Manage It! Notes

Software Project Life Cycles, and how they manage or don’t manage risk

Lifecycle Type –

Serial – Waterfall, phase-gate. Often unsuccessful. Requirements change and/ or things take longer than expected and the whole project gets pushed back.

Iterative – Spiral, evolutionary prototyping. Manages technical risk. Allows for evolving requirements.

Incremental – Design to schedule, staged delivery. You’ll have something to release that’s tested. But at the cost of feature set.

Iterative / Incremental – Agile (Scrum, XP). You’ll have something to release with many features, but not necessarily tested well.

Ad hoc – Code and Fix. Usually unsuccessful. Unmanaged projects use this method by default. It’s what any project devolves into without discipline.

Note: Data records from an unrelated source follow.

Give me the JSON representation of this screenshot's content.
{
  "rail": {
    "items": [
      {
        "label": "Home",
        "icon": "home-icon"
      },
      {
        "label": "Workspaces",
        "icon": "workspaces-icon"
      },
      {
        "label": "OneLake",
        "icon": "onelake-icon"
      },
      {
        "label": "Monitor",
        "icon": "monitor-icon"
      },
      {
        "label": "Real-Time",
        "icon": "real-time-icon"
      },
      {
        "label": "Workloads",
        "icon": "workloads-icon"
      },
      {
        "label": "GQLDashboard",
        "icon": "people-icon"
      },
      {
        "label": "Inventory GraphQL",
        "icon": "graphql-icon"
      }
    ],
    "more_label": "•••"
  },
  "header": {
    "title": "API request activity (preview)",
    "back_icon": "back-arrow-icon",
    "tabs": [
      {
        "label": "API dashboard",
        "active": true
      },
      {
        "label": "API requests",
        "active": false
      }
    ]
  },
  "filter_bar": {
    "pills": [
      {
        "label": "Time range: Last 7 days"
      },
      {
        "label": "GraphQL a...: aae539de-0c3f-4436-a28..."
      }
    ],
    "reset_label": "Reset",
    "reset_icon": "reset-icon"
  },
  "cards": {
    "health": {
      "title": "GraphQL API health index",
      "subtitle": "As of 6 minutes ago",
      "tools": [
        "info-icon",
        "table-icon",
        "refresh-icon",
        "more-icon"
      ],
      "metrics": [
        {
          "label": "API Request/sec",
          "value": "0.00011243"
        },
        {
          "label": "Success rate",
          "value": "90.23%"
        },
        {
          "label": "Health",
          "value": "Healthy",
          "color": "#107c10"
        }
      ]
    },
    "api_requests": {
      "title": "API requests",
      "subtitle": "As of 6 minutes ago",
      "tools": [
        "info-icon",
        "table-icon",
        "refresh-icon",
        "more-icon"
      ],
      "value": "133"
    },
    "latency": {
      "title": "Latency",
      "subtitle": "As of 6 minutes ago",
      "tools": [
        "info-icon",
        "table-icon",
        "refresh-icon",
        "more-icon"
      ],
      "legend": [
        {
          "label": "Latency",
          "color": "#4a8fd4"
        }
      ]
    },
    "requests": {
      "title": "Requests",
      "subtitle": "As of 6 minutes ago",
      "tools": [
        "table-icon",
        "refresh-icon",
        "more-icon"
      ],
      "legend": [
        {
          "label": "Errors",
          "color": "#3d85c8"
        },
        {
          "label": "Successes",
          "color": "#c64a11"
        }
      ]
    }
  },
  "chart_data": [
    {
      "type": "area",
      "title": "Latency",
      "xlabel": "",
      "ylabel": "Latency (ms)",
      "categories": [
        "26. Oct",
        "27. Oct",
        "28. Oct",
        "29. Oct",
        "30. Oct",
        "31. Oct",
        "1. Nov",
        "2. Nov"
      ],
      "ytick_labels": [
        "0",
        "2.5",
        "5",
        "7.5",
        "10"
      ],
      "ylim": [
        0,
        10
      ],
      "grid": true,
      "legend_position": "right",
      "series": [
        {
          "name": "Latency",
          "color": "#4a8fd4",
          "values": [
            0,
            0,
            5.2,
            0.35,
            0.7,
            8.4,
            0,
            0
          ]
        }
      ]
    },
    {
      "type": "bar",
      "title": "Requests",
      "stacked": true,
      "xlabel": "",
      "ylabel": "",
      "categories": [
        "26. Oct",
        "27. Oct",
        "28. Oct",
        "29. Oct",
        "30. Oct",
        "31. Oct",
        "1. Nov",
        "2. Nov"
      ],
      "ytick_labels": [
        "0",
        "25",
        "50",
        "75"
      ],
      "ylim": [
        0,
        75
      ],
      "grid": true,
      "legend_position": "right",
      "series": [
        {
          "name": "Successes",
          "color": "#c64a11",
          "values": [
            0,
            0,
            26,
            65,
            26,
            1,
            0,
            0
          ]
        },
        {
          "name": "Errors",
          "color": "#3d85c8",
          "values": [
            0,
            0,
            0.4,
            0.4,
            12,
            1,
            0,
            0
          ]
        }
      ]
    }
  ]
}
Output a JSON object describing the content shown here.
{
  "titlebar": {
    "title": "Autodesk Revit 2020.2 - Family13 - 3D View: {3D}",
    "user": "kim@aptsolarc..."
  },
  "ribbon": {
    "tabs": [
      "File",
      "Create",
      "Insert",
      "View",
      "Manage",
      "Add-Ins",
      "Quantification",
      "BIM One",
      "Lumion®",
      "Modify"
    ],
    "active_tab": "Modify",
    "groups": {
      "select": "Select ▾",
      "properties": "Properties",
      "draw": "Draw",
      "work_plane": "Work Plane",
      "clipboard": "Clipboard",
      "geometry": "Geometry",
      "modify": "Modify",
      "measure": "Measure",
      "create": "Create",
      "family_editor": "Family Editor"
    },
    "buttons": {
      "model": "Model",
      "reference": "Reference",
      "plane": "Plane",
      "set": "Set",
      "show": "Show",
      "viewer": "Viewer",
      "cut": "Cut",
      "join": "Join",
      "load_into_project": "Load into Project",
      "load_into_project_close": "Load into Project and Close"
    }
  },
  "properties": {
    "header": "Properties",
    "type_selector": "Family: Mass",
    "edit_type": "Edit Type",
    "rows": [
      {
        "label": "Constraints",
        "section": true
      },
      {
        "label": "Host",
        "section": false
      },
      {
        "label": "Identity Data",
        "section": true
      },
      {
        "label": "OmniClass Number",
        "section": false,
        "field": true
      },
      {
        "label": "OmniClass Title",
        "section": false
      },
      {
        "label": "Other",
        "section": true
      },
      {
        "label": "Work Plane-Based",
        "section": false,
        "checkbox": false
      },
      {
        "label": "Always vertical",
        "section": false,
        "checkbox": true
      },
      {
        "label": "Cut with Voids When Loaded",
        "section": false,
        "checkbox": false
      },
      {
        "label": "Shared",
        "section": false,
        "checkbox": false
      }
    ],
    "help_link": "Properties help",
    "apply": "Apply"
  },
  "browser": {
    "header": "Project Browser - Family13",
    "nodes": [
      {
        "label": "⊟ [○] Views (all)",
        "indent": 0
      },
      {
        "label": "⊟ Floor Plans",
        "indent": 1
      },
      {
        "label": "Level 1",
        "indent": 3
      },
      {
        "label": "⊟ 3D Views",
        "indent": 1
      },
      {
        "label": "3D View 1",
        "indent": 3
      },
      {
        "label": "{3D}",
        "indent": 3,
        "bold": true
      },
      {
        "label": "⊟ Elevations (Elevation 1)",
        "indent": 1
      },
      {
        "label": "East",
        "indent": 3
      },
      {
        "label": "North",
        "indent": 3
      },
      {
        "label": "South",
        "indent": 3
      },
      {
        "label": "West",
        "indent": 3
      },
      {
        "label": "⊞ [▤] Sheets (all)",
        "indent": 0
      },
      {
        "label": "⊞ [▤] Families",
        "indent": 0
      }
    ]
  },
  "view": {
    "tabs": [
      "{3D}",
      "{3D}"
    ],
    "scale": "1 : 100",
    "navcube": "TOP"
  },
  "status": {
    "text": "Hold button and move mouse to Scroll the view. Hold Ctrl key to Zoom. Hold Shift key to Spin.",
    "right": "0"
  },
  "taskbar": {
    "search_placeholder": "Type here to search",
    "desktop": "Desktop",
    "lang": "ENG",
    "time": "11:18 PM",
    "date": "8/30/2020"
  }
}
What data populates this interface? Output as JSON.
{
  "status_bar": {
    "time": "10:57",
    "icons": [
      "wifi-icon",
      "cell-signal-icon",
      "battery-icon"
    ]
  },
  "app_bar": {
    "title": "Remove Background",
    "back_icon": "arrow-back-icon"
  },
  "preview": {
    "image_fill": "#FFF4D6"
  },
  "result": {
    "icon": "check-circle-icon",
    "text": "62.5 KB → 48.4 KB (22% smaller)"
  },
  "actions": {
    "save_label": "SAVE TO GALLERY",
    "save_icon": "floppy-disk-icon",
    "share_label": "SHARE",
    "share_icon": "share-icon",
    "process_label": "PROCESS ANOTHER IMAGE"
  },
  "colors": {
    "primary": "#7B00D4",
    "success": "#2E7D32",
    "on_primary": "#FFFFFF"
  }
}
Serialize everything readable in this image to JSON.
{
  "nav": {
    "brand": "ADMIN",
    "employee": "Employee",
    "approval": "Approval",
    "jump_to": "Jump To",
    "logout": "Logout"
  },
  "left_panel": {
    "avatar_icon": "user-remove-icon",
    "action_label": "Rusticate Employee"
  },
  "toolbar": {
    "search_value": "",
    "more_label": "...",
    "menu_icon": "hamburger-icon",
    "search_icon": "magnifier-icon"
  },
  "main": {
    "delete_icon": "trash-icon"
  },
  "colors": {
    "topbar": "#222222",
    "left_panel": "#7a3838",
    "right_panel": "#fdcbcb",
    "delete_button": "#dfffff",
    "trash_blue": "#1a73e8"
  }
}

No life cycle fully addresses a product’s architectural risks—that is the risk that the architecture your project team has selected will be sufficient for your needs. Until the code that represents the architecture is written and integrated, it’s impossible to tell whether the architecture works. I’ve worked with many project teams who chose a serial (water- fall or phase-gate) life cycle because they were convinced that the serial life cycle addressed the architectural risks. Unfortunately, it does not. And because final integration and testing occur last in a waterfall life cycle, the waterfall or stage-gate is actually the riskiest for managing architectural risks.